O encontro da violência

Soubhi foi um jovem que conhecemos desde sua infância. Era escoteiro do grupo Champagnat Jebel el Sayde. A certa altura, foi chefe do grupo. Foi também um dos jovens voluntários Maristas Azuis. Era muito ativo no bairro. Quando seu bairro foi invadido pelos rebeldes e se viu deslocado de sua cidade, Soubhi, ferreiro de profissão, começou a vagar, à procura de um trabalho, de um emprego para ajudar a família… Longe de Alepo,  em Kfarbo, aldeia cristã perto da cidade de Hama, procurou se estabelecer e trabalhar, pois dizia: «É hora de eu me casar e constituir uma família». Infelizmente, a morte havia marcado com ele o encontro da violência.

Soubhi é um desses numerosos jovens mortos pela violência… Quantos sonhos perdidos… e com eles quanta esperança desperdiçada.

Essa morte está tão próxima! As bombas, as balas perdidas, tantas máquinas infernais se obstinam em destruir o homem e a pedra, destruir a cultura e a civilização.

Quantas balas recolhemos no pátio, em nossa casa, lá onde as crianças brincam. Às vezes, só por milagre não somos feridos.  

 

Bairros que continuam a se esvaziar

Essa mesma violência cria em muita gente o sentimento de ter que abandonar seu bairro. Sofrem diariamente bombardeio. Isso produz prejuízos materiais (vidros, móveis, carros e, por vezes, um lance de muro atingido…) e psíquicos… Então famílias inteiras são forçadas a deixar sua "casa" e ir para outro lugar, em outro bairro mais seguro… Lentamente, o imóvel se esvazia, a rua se esvazia, e descobrimos mais tarde que todo o bairro foi abandonado… Fayrouz canta «Wainon, onde estão eles? E ouso acrescentar «Sobrará alguém?».  

Penso nos pais de Giorgio, essa criança morta no ano passado, no jardim de sua própria casa, por estilhaços de bomba. Tinham decidido, desde a morte dele, não deixar a casa e de nela  permanecer para guardar a memória do filho. Faz dois  meses, saíram… foram para outra área…

Deixar a casa é ser forçado a alugar em outro lugar, mas os aluguéis se tornaram muito caros, e as pessoas não têm recursos. 

 

A caristia da vida

Só pelo fato de ficar em Alepo, as pessoas devem pagar também outros tributos: uma taxa para redes de geradores de energia elétrica, o gás que é distribuído com parcimônia, a gasolina e o combustível que faltam… Outra ameaça é anunciada, que terá consequências muito graves na vida diária das pessoas: várias organizações internacionais estão tentando reduzir drasticamente a sua assistência à população síria… Essa ajuda é essencial: especialmente em termos de alimentos básicos… 

 

A ameaça

Além de tudo isso, estamos ameaçados… Sua Santidade o Papa Francisco, em alocução aos cristãos desalojados do Iraque, disse claramente: "Os cristãos são expulsos do Oriente Médio, no sofrimento… Parece que, lá, não querem que haja cristãos, mas vocês, vocês dão testemunho  de Cristo.

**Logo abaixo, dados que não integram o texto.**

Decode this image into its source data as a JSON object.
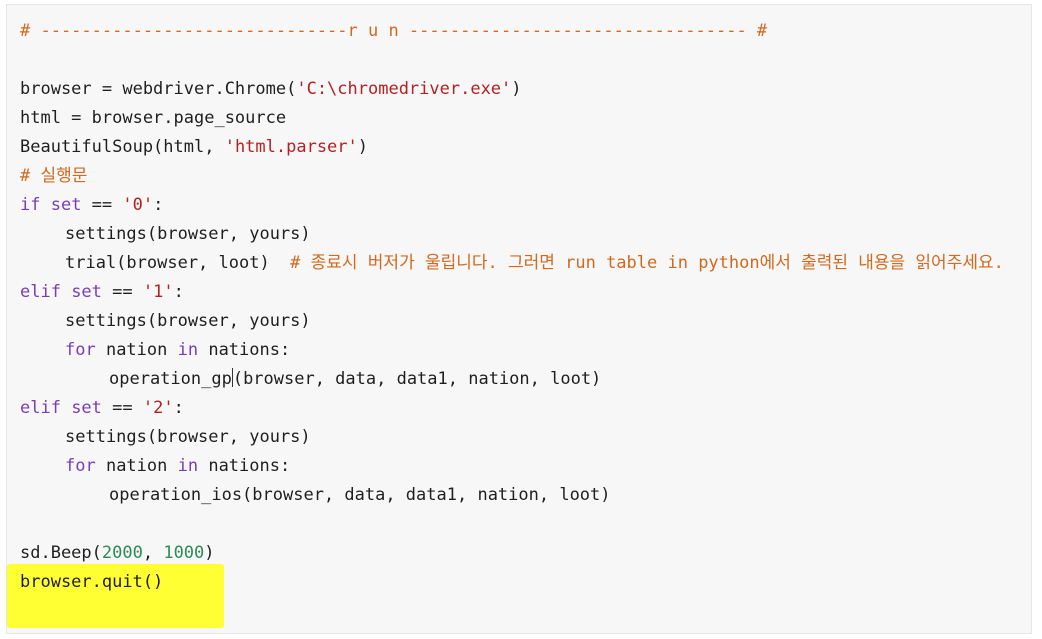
{
  "lines": {
    "run_header": "# ------------------------------r u n --------------------------------- #",
    "l_browser_var": "browser = webdriver.Chrome(",
    "l_browser_str": "'C:\\chromedriver.exe'",
    "l_browser_close": ")",
    "l_html": "html = browser.page_source",
    "l_bs_a": "BeautifulSoup(html, ",
    "l_bs_str": "'html.parser'",
    "l_bs_close": ")",
    "l_comment_exec": "# 실행문",
    "l_if_kw": "if",
    "l_if_set": " set",
    "l_if_eq": " == ",
    "l_if_str": "'0'",
    "l_if_colon": ":",
    "l_settings1": "settings(browser, yours)",
    "l_trial": "trial(browser, loot)  ",
    "l_trial_comment": "# 종료시 버저가 울립니다. 그러면 run table in python에서 출력된 내용을 읽어주세요.",
    "l_elif1_kw": "elif",
    "l_elif1_set": " set",
    "l_elif1_eq": " == ",
    "l_elif1_str": "'1'",
    "l_elif1_colon": ":",
    "l_settings2": "settings(browser, yours)",
    "l_for1_kw": "for",
    "l_for1_mid": " nation ",
    "l_for1_in": "in",
    "l_for1_end": " nations:",
    "l_op_gp_a": "operation_gp",
    "l_op_gp_b": "(browser, data, data1, nation, loot)",
    "l_elif2_kw": "elif",
    "l_elif2_set": " set",
    "l_elif2_eq": " == ",
    "l_elif2_str": "'2'",
    "l_elif2_colon": ":",
    "l_settings3": "settings(browser, yours)",
    "l_for2_kw": "for",
    "l_for2_mid": " nation ",
    "l_for2_in": "in",
    "l_for2_end": " nations:",
    "l_op_ios": "operation_ios(browser, data, data1, nation, loot)",
    "l_beep_a": "sd.Beep(",
    "l_beep_n1": "2000",
    "l_beep_sep": ", ",
    "l_beep_n2": "1000",
    "l_beep_close": ")",
    "l_quit": "browser.quit()"
  },
  "colors": {
    "comment": "#d2691e",
    "string": "#b22222",
    "keyword": "#7a3db8",
    "number": "#2e8b57",
    "highlight": "#ffff33",
    "background": "#f7f7f7"
  }
}
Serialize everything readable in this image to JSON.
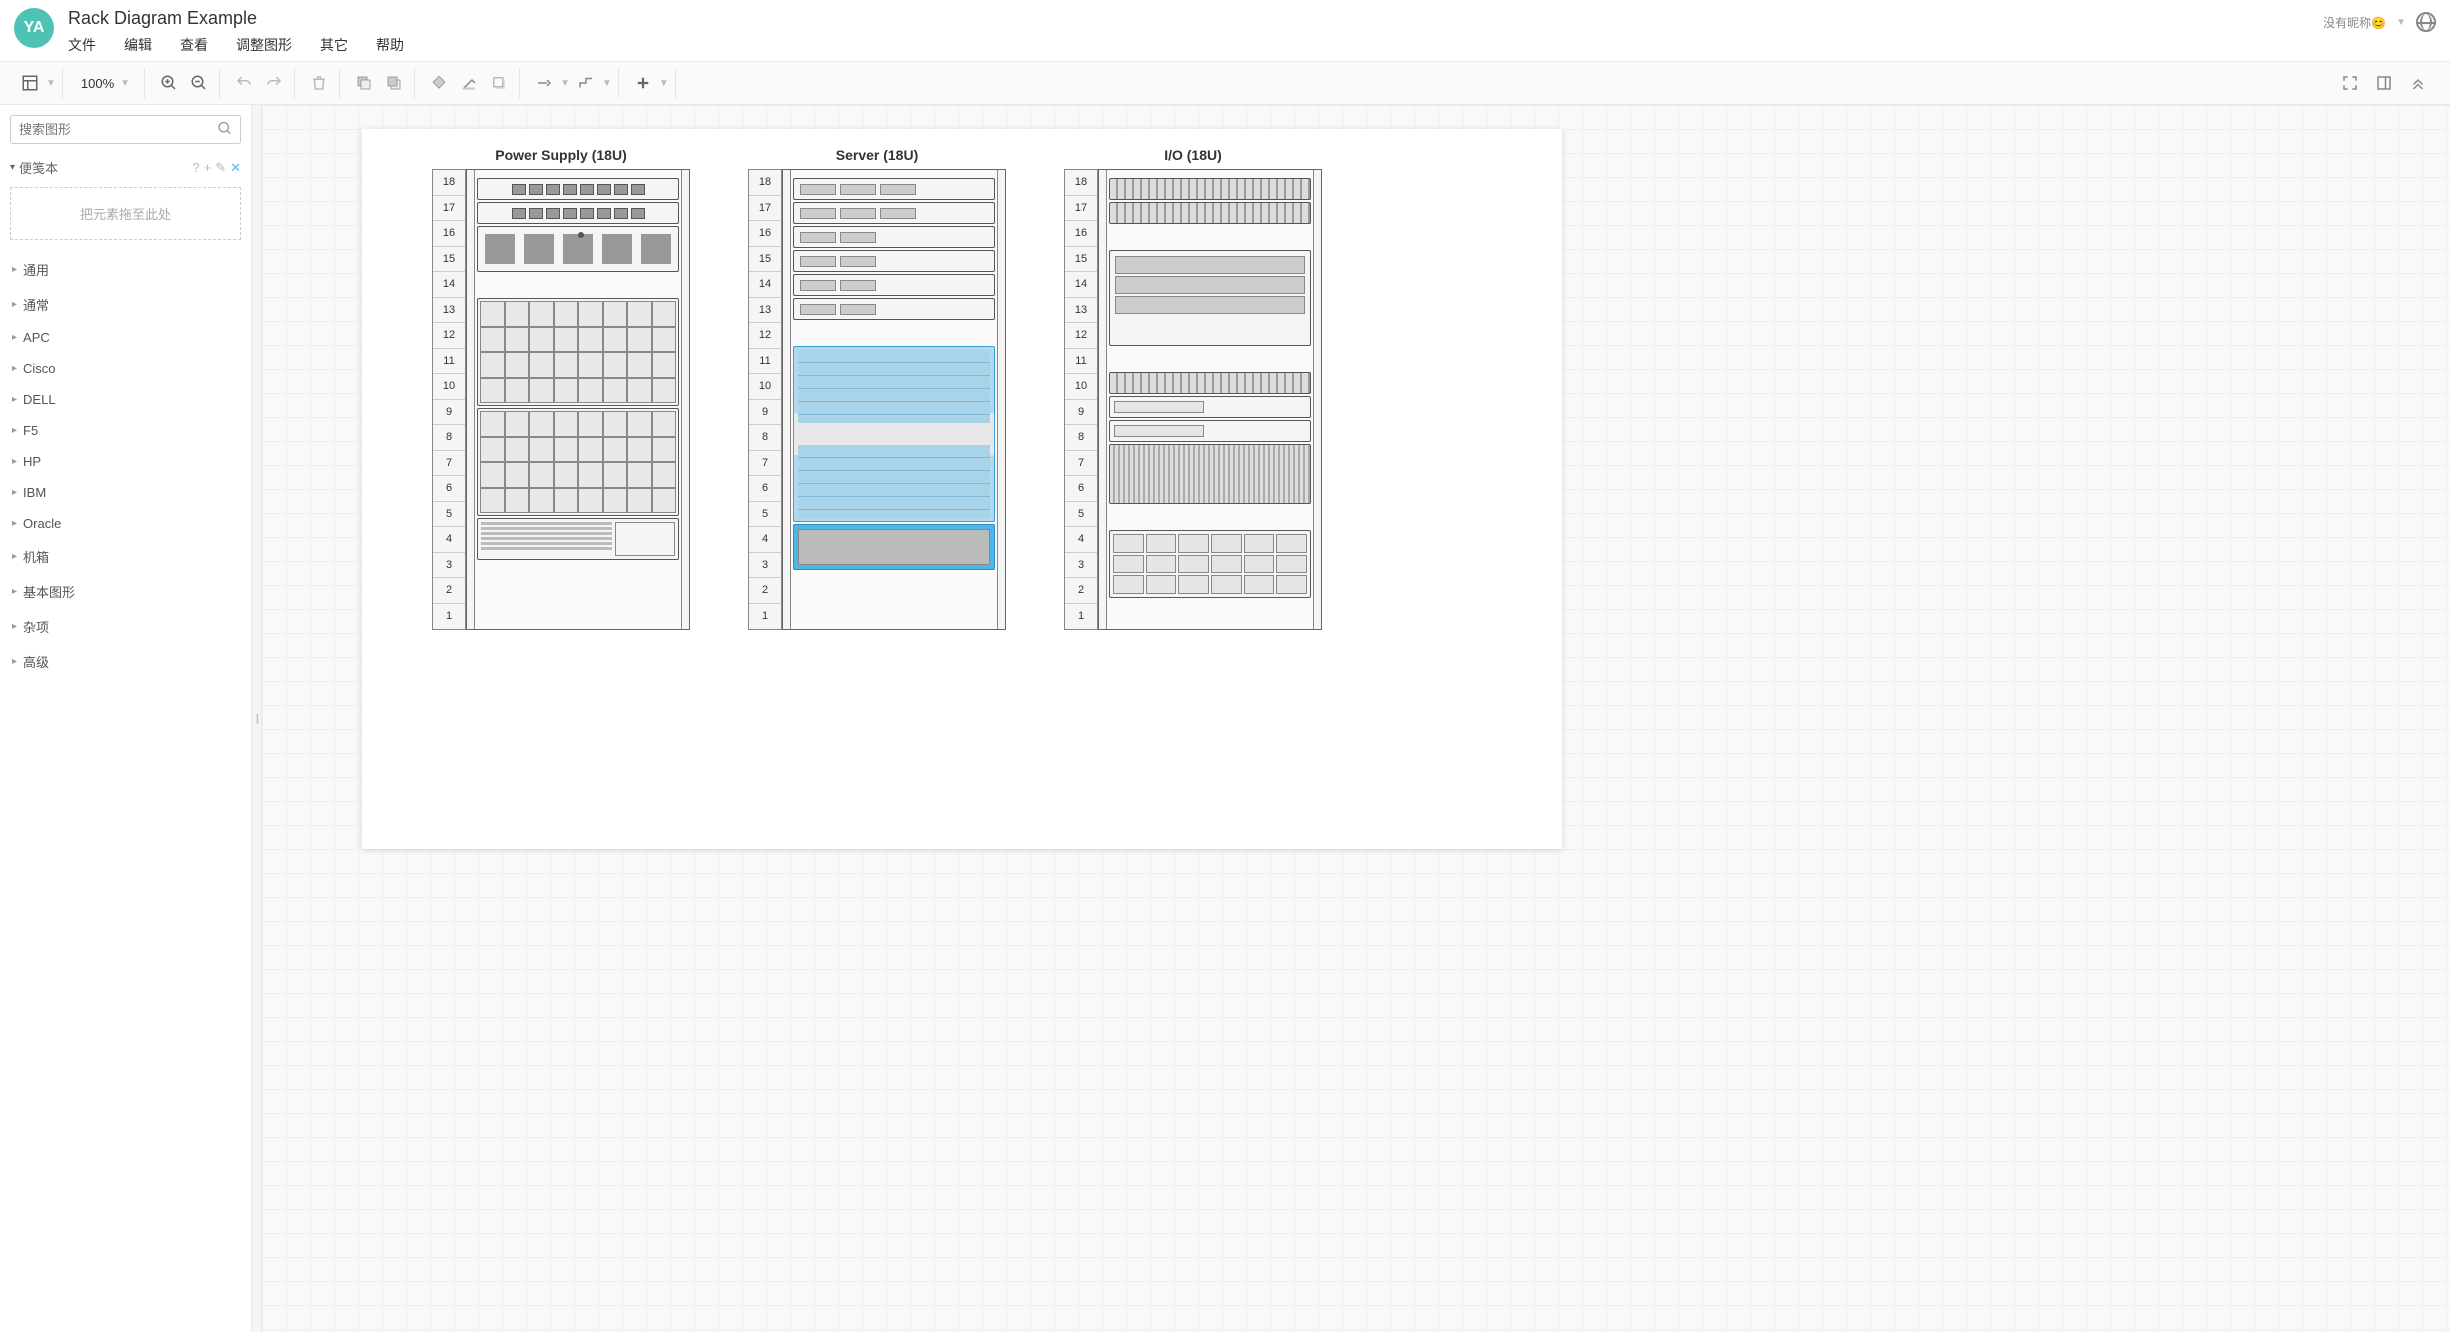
{
  "avatar": "YA",
  "doc_title": "Rack Diagram Example",
  "menu": {
    "file": "文件",
    "edit": "编辑",
    "view": "查看",
    "arrange": "调整图形",
    "other": "其它",
    "help": "帮助"
  },
  "user_label": "没有昵称😊",
  "zoom": "100%",
  "search_placeholder": "搜索图形",
  "scratchpad": {
    "title": "便笺本",
    "hint": "把元素拖至此处"
  },
  "shape_categories": [
    "通用",
    "通常",
    "APC",
    "Cisco",
    "DELL",
    "F5",
    "HP",
    "IBM",
    "Oracle",
    "机箱",
    "基本图形",
    "杂项",
    "高级"
  ],
  "racks": [
    {
      "title": "Power Supply (18U)",
      "units": 18
    },
    {
      "title": "Server (18U)",
      "units": 18
    },
    {
      "title": "I/O (18U)",
      "units": 18
    }
  ]
}
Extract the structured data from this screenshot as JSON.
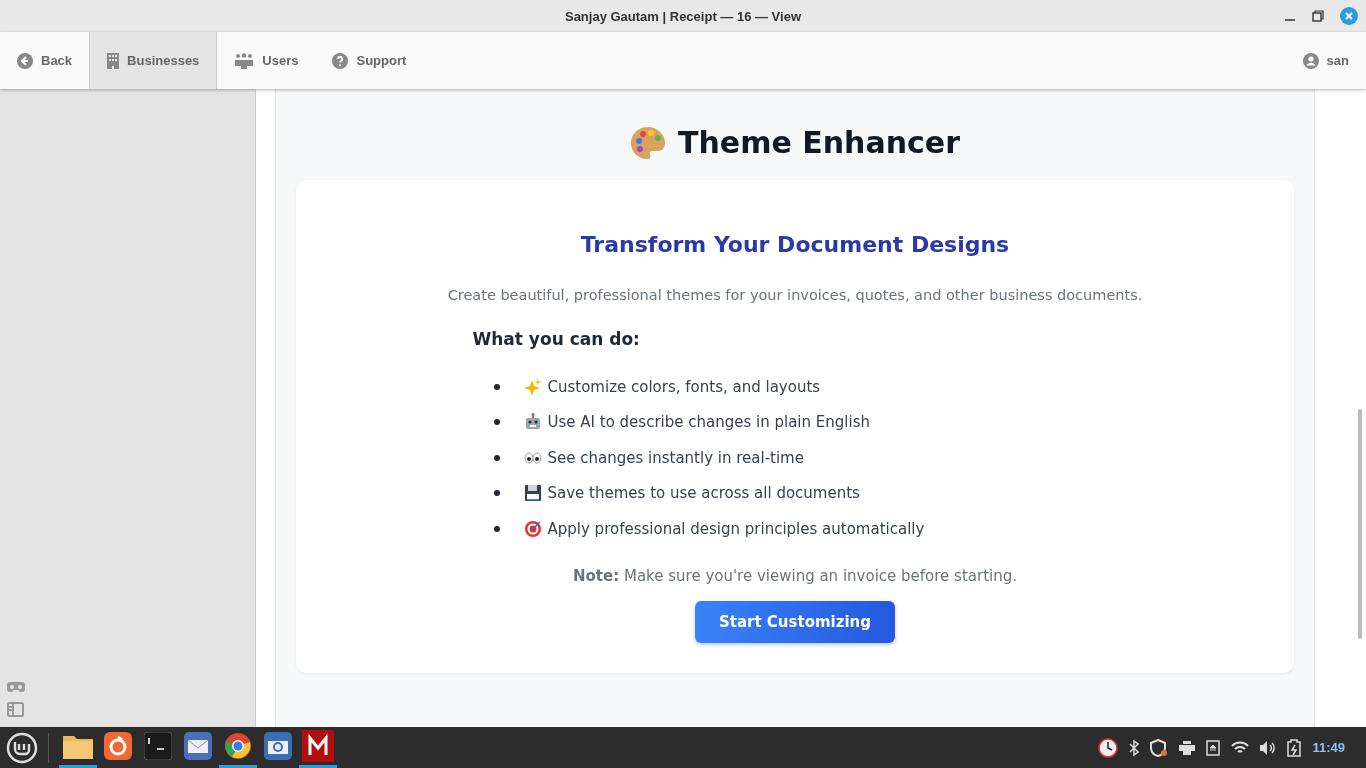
{
  "window": {
    "title": "Sanjay Gautam | Receipt — 16 — View"
  },
  "nav": {
    "items": [
      {
        "kind": "back",
        "label": "Back",
        "selected": false
      },
      {
        "kind": "building",
        "label": "Businesses",
        "selected": true
      },
      {
        "kind": "users",
        "label": "Users",
        "selected": false
      },
      {
        "kind": "help",
        "label": "Support",
        "selected": false
      }
    ],
    "user": "san"
  },
  "page": {
    "title": "Theme Enhancer",
    "card": {
      "heading": "Transform Your Document Designs",
      "intro": "Create beautiful, professional themes for your invoices, quotes, and other business documents.",
      "list_title": "What you can do:",
      "features": [
        {
          "kind": "sparkles",
          "text": "Customize colors, fonts, and layouts"
        },
        {
          "kind": "robot",
          "text": "Use AI to describe changes in plain English"
        },
        {
          "kind": "eyes",
          "text": "See changes instantly in real-time"
        },
        {
          "kind": "disk",
          "text": "Save themes to use across all documents"
        },
        {
          "kind": "target",
          "text": "Apply professional design principles automatically"
        }
      ],
      "note": "**Note:** Make sure you're viewing an invoice before starting.",
      "button": "Start Customizing"
    }
  },
  "taskbar": {
    "apps": [
      {
        "kind": "folder",
        "running": true
      },
      {
        "kind": "firefox",
        "running": false
      },
      {
        "kind": "terminal",
        "running": false
      },
      {
        "kind": "mail",
        "running": false
      },
      {
        "kind": "chrome",
        "running": true
      },
      {
        "kind": "camera",
        "running": false
      },
      {
        "kind": "m",
        "running": true
      }
    ],
    "clock": "11:49"
  }
}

Penso nas feridas, na dor das mães com seus filhos, nas pessoas idosas e desalojadas, nas feridas daqueles que são vítimas de todos os tipos de violência".

 

A hemorragia

Muitos jovens e famílias abandonam o país, não importa por que meio… Aludindo à saída massiva dos cristãos, um vigário episcopal me dizia ontem: «Faz dois meses que passo meu tempo assinando certidões de batismo, em árabe, em francês, em inglês e em outras línguas. Essa declaração será acrescentada a outros documentos quando as pessoas  se apresentarem  nos guichês dos consulados

 

O desafio para a vida

Diante dessa realidade esmagadora, nós, os Maristas Azuis, escolhemos viver, servir, doar-nos, comprometer-nos no serviço às pessoas mais machucadas, mais feridas, mais afetadas pela guerra.

 

O serviço da escuta

Nestes últimos meses, passei muito tempo a escutar as pessoas, seu sofrimento, seu desespero, sua vontade de abandonar, sua prostração… O pessoal precisa absolutamente ser escutado e socorrido… Ele perde a confiança num futuro, próximo, de paz…  Ademais, o presidente sírio declarou a Paris Match: «Ninguém pode prever quando esta guerra terminará». 

Não estou sozinho… Na equipe dos Maristas Azuis partilhamos diariamente nossa experiência de escuta… Às vezes são experiências tão dolorosas que não dá para descrever…

 

O serviço das visitas em domicílio

Uma equipe de voluntários faz visitas em domicílio: isso pode ser em uma sala de aula de uma escola, em porão, em casa de área muito perigosa, em habitat… inabitável, em tenda de jardim público, em apartamento sem qualquer parede, e em muitos outros «domicílios». Essas visitas nos possibilitam estar perto das pessoas. Elas as solicitam. Sentem-se honradas com as visitas, reconhecidas na situação em que se encontram. E para nós é oportunidade não de especular, mas de tocar a miséria…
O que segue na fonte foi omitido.